Le volume comporte 284 inscriptions réparties par département. Il s'agit d'inscriptions fournies par les chroniqueurs (Orderic Vital), d'inscriptions sur plomb (des croix funéraires), sur pierre et en orfèvrerie ou bien des inscriptions sur toile (la broderie de Bayeux). Le Corpus s'ouvre sur une abondante bibliographie. Chaque département fait l'objet d'une carte. En fin d'ouvrage, se trouve un index des noms de personnes et de lieux, un index « matière », une chronologie des inscriptions et 157 planches (photos). Chaque inscription fait l'objet d'une notice organisée en neuf rubriques (A - type d'inscription ; B - lieu de découverte ; C - description du support ; D - transcription ; E - traduction ; F, G, H - remarques paléographiques, langue, genre littéraire, emprunts à l'Écriture sainte ; I - datation, identification des personnages). Chaque notice est accompagnée de la source et d'une bibliographie. 60% des inscriptions sont des épitaphes.


Baldwin, John W., Le livre de terres et de revenus de Pierre du Thillay fondateur de l'hôtel-Dieu de Gonesse, bailli de Caen de 1205 à 1224. Ses terres en Île-de-France et en Basse-Normandie, Cahiers Léopold Delisle, LI, fasc. 1-2, 2002, p. 5-95.


L'hôpital de Gonesse (Val-d'Oise) conserve un manuscrit de 38 feuillets, rédigé en latin vers 1220 à la demande de Pierre du Thillay, alors bailli de Caen. Il s'agit d'un « livre de terres et de revenus » dont le but est d'enregistrer les biens fonciers du bailli en Île-de-France et en Normandie. Ce document, dont l'intérêt est d'être produit à cette date par un petit aristocrate laïc, est un des plus anciens censiers connus. Léopold Delisle, en en publiant quelques extraits en 1859, puis Lucien Musset, en ont souligné l'importance. John W. Baldwin assure la présentation et l'édition de ce manuscrit qui concerne les paroisses de Saint-Loup-de-Fribois, Le Mesnil-Mauger, Colleville-Montgomery, Banneville-la-Campagne, Mondeville, Bras, Saint-Contest, Mathieu, Percy-en-Auge, Caen, Falaise, Guilberville et Cheux, dans l'actuel département du Calvados.


La diplomatique française du Haut Moyen Age. Inventaire des chartes originales antérieures à 1121 conservées en France, sous la direction de Benoît-Michel Tock, par Michèle Courtois et Marie-José Gasse-Grandjean, avec la collaboration de Philippe Demonty, 2 vol., Turnhout, Brepols (Collection ARTEM - 4), 2001, 425 et 428 p.
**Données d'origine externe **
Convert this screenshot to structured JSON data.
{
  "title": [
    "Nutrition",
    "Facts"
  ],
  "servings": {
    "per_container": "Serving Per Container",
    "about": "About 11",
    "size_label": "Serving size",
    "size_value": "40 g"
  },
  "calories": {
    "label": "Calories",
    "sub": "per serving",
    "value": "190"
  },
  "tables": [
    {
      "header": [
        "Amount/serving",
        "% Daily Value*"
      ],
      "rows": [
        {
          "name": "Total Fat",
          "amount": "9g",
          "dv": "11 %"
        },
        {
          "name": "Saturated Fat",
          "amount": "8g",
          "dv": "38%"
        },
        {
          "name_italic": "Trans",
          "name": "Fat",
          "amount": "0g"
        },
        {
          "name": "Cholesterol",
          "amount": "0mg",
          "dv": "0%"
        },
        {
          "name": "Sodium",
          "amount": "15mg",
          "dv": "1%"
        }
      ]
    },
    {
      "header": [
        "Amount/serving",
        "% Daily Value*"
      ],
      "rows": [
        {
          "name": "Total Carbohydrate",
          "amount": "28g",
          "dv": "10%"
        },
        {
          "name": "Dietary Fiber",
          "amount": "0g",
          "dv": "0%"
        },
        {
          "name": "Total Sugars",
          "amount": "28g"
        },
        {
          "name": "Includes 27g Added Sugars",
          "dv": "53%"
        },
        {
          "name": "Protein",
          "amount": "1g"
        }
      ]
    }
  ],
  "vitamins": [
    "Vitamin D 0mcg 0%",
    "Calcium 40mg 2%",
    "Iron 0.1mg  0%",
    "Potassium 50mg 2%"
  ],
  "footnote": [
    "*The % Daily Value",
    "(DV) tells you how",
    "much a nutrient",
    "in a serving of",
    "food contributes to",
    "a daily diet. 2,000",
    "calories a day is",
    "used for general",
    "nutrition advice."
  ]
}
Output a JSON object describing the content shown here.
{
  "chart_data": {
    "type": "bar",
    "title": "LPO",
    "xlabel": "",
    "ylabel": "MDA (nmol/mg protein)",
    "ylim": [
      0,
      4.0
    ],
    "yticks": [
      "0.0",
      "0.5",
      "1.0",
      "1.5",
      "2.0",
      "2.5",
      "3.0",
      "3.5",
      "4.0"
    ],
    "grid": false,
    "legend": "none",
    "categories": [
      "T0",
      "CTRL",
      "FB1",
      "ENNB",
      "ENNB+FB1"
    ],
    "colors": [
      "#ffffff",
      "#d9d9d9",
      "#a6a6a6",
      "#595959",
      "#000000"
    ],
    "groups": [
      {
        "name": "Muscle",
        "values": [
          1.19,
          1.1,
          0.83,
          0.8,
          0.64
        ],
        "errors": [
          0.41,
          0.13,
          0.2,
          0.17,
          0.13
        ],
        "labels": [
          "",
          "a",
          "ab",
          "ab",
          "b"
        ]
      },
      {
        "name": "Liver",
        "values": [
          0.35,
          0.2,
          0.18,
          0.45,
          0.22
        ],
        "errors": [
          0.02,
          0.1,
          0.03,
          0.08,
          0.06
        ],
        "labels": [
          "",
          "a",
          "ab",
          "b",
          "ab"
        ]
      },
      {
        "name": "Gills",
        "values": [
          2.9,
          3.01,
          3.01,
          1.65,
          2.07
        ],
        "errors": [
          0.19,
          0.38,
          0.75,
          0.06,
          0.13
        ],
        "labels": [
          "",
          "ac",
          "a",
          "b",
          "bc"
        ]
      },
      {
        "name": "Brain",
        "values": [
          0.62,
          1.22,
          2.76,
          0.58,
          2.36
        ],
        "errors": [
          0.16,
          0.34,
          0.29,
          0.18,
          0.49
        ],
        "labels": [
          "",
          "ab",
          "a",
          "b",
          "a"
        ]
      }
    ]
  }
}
ISBN 2-503-51001-9 - 93 Euros.


Résultat d'un travail de recherche engagé en 1966, ces deux volumes inventorient tous les actes diplomatiques antérieurs à 1121 conservés en original dans les dépôts d'archives et de bibliothèque et dans certains dépôts privés. L'ouvrage est précédé d'une introduction présentant l'historique et les étapes du projet. Dans une première partie, B.-M. Tock brosse un panorama du corpus documentaire rassemblé en présentant la répartition géographique des actes étudiés, les supports utilisés, les chartes et notices, les auteurs, les bénéficiaires, les sceaux, les chirographes, les pancartes, les lettres et les faux. Cette présentation est suivie d'un album diplomatique contenant un choix d'actes commentés (14). La seconde partie de l'ouvrage réunit des tables qui permettent de prendre connaissance de la collection d'actes : tables chronologique, des lieux et des personnes (classée par auteur et destinataires), des genres diplomatiques, de la tradition, des sceaux, des chirographes, des cotes d'archives et de bibliothèque. Au total sur plus de 5000 actes, 185 sont recensés dans les différents dépôts normands (Alençon, Arch. dép. Orne : 32 ; Bayeux, Bibl. mun. : 1 ; Caen, Arch. dép. : 25, Bibl. mun. : 1 ; Evreux, Arch. dép. Eure : 6 ; Fécamp, Musée de la Bénédictine : 12 ; Rouen : Arch. dép. Seine-Maritime : 106, Bibl. mun : 1 ; Saint-Lô, Arch. dép. Manche : 1).